Meski begitu, harapan masih tetap ada, karena dari seminar yang digelar PSW UGM kali ini, para peserta diharapkan banyak belajar tentang kemiskinan, kelaparan, dan wabah penyakit. “Di forum ini, kita mempelajari perkembangan permasalahannya dan yang paling penting, kita belajar untuk memeranginya,” ujarnya.
Oleh karena itu, Djoharwinarlien berharap upaya-upaya pencapaian MDGs ini dapat diketahui oleh semua pihak. PSW UGM sebagai salah satu lembaga sangat peduli untuk pencapaian itu. Berbagai upaya akan dilakukan dengan memberdayakan banyak aspek, yakni pendidikan, kesehatan, reproduksi, dan kesetaraan laki-laki dan perempuan.
Banyak faktor yang menjadi kendala sehingga MDGs belum tercapai, antara lain, belum adanya mainstream yang sama di bidang pendidikan sehingga kesempatan masih banyak diberikan pada laki-laki. “Padahal, secara akademis perempuan tidak kalah, bahkan ada beberapa lebih pintar dari laki-laki. Mungin karena faktor budaya atau ekonomi yang mengharuskan perempuan harus mengalah atau dikalahkan,” terangnya.

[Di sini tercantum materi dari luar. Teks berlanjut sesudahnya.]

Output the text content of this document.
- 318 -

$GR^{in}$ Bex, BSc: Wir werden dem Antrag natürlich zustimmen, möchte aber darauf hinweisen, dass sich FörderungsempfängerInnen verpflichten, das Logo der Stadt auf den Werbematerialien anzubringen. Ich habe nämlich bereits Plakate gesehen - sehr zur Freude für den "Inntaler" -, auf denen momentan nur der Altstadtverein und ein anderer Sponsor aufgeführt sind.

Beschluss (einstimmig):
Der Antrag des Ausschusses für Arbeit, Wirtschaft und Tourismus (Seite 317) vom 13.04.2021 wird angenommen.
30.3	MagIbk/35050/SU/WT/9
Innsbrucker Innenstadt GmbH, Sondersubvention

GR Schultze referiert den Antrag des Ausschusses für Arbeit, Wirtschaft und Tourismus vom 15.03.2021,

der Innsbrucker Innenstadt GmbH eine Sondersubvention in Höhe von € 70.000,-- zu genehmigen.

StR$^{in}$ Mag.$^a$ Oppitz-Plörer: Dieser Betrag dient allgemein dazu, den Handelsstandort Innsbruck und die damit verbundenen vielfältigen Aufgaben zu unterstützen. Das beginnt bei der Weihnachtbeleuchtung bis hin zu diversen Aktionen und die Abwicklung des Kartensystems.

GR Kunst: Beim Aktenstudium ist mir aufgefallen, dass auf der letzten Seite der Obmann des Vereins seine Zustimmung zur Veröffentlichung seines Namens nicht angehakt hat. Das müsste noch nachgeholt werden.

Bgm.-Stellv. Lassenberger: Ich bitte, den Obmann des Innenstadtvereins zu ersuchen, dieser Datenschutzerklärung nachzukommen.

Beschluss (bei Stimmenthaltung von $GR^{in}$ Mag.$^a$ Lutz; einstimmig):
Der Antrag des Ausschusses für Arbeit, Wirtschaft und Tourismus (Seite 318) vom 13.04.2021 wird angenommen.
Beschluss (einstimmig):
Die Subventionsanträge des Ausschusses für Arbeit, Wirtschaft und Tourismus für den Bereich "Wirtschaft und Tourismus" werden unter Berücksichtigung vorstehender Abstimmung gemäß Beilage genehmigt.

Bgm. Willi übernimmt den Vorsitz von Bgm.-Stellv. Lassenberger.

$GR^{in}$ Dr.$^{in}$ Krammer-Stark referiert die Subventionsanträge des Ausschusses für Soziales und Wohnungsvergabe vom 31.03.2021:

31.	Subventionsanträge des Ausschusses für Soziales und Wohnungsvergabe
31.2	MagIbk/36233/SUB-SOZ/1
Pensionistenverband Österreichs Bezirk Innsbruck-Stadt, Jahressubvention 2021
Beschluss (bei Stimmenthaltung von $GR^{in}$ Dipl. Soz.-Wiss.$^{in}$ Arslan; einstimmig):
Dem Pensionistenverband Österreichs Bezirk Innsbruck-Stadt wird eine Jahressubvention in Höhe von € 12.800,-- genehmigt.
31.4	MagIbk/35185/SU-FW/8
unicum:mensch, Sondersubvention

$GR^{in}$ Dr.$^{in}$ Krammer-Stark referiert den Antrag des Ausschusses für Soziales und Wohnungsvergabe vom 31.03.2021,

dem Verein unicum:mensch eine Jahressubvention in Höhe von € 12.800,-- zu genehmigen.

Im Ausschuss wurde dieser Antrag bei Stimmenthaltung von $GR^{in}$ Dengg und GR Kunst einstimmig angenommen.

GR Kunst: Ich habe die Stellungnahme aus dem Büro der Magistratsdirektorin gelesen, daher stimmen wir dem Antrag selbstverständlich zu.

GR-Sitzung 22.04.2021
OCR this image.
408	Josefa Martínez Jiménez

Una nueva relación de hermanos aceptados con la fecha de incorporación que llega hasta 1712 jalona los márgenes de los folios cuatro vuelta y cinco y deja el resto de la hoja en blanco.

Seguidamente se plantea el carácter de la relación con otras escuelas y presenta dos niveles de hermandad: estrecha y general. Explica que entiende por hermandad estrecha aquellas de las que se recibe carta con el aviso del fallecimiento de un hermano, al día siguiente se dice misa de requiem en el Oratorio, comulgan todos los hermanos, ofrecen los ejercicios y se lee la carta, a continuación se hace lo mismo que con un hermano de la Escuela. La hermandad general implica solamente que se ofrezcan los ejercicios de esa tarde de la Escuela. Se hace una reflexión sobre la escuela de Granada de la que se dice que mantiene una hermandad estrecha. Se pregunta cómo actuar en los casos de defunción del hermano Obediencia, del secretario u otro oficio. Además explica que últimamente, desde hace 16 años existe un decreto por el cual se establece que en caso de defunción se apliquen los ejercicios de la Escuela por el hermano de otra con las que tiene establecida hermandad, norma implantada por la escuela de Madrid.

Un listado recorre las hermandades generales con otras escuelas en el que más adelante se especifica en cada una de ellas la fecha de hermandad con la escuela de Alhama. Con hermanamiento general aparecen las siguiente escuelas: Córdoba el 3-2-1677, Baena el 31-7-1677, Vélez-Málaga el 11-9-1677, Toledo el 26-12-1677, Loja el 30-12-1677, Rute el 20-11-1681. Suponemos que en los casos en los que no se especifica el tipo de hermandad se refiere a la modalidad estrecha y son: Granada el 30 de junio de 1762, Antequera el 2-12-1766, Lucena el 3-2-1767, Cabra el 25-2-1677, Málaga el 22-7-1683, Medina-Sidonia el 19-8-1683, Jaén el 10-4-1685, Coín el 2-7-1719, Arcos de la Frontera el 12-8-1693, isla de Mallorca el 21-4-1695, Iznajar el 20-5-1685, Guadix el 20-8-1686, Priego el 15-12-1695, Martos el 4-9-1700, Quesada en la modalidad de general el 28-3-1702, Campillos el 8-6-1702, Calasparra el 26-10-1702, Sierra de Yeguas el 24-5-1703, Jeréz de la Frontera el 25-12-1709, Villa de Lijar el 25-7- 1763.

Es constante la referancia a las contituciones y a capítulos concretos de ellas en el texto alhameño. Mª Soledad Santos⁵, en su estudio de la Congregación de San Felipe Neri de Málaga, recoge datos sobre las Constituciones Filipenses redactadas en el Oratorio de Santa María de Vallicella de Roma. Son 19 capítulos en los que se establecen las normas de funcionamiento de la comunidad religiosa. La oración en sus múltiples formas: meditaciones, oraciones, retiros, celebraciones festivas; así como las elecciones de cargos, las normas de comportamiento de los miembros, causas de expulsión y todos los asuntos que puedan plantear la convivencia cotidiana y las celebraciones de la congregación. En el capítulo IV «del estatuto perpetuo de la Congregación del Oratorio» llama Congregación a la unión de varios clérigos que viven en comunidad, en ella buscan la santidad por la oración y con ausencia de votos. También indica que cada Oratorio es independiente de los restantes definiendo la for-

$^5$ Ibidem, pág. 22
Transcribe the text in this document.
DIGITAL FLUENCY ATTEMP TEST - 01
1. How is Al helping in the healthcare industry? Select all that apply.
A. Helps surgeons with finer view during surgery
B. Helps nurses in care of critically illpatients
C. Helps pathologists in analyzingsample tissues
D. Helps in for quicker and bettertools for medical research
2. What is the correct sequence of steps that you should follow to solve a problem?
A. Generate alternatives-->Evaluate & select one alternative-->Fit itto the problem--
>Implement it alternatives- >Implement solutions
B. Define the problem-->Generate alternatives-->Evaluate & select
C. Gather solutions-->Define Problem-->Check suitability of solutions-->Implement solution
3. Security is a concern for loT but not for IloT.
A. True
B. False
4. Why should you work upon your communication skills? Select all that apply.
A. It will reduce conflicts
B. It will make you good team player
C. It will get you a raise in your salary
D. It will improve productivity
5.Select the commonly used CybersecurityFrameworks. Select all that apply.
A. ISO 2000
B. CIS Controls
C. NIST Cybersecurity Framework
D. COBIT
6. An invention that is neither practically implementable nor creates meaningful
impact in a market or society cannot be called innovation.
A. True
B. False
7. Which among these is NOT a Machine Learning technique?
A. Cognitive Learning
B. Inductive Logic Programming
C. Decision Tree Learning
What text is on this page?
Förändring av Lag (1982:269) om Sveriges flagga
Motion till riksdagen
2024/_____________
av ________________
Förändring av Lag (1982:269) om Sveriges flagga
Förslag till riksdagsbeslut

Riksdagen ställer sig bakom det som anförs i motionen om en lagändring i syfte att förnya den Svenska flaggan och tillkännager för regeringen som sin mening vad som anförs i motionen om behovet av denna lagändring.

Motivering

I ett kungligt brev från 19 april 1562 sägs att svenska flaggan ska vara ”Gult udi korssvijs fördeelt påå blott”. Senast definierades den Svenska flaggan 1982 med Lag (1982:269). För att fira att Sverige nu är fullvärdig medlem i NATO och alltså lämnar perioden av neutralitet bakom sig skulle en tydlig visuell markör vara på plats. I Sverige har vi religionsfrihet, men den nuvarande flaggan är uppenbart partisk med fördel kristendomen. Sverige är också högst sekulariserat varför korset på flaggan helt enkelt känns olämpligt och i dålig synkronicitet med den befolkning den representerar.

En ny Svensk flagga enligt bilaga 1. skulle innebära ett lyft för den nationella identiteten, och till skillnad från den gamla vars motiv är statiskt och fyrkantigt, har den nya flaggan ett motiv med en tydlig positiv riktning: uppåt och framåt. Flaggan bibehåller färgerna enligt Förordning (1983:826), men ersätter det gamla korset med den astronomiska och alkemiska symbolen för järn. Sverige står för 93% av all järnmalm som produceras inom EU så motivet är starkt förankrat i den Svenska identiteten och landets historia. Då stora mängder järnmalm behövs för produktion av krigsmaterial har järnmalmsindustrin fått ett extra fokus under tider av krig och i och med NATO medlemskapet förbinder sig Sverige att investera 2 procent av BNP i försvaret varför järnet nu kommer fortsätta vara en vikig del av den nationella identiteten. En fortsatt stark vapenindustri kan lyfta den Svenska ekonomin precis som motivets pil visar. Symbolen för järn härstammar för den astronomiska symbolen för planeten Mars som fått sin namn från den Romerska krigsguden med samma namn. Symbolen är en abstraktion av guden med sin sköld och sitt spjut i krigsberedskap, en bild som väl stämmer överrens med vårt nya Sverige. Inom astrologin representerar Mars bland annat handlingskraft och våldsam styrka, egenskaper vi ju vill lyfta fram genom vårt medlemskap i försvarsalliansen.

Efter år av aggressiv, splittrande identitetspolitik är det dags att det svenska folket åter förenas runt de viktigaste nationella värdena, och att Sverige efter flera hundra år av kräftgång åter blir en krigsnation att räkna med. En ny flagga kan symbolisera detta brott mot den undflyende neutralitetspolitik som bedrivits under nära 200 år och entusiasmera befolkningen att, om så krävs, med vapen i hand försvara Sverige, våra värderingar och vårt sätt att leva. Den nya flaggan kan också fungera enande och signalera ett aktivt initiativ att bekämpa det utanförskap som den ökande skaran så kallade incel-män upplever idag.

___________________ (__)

Pun dengan permasalahan kesehatan, terutama kesehatan reproduksi. Bidang ini tampaknya juga belum begitu diperhatikan pemerintah. “Pemerintah belum secara serius memperhatikan permasalahan ini, tentang kesehatan reproduksi. Padahal, proses reproduksi ini prosesnya sangat panjang, mengandung, memelihara kandungan, hingga pasca kelahiran. Dengan perhatian semacam itu diharapkan anak-anak nantinya menjadi anak yang unggul dan generasi yang andal untuk bangsa,” tambahnya.
Dr. R. Ay. Siti Hariti Sastriyani, S.S. sebagai ketua panitia seminar mengatakan salah satu misi MDGs adalah kesetaraan gender yang merupakan misi internasional dan mendapat dukungan Indonesia. Oleh karena itu, kalangan akademisi perlu untuk memberikan kontribusi berupa hasil-hasil penelitian terkait dengan gender.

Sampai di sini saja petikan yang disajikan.